What's the answer to issues with incomplete clinical trial data?
As Sanofi Clinical Study Director, Maarten Boomsma understands the importance of maintaining the integrity of Clinical Trials very well indeed, and his Case Study on the subject today was an object lesson. Poor practice or misconduct can devalue months or even years of hard work and ingenuity. At what point must we draw a line and say incomplete data is too big an issue to bypass?
At Conversis it’s our pleasure and privilege to work with clinicians who play by the rules, but even when we do exactly that, issues with incomplete data persist.
What happens when the distribution of observed data delivers notably different results from distribution of complete data? We can address these problems at source by doing everything possible to keep patients engaged and drastically cut dropout rate, and first we must understand the key reasons why patients drop out of trials. The individuals concerned may have medical issues that stop them participating. Or they may be dependent on a spouse for transportation, and if that person develops problems of their own the knock-on effect will be swift. By far the biggest issue, though, is trial protocols that simply aren’t patient-friendly. Maarten Boorsma’s thoughts on how to sidestep this problem were well-received:
Is your clinical trial providing an active drug at a certain time for all patients?
Are you focusing on a primary end point at the earliest possible date?
How well are you choosing your outcomes? Are you avoiding invasive procedures? Are you focusing on a small number of outcomes to avoid stretching the patient’s goodwill and confidence?
Are you allowing for dose reduction to give patients suffering adverse effects a period of recovery?

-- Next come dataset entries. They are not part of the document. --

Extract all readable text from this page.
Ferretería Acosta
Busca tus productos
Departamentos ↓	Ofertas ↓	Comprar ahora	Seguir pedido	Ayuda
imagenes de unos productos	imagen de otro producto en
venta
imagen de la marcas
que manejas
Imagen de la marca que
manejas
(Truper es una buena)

Are you considering temporary discontinuation with a view to resumption in due course?
The more flexible we’re prepared to be at the outset, the more likely we are to achieve meaningful results at the end. When Sanofi announced positive results from their Soliqua diabetes trial this summer it was the result of hard work and good choices at every stage of the research, development and trial process. Clinicians considering Soliqua as part of a personalised treatment plan for diabetic patients have solid, verifiable data to inform them. That’s all we can ask for. Yes, prevention of excess data loss and patient dropout is both essential and achievable. And with prevention comes the possibility of cure. Thank you to Maarten Boomsma for sharing that positive message today.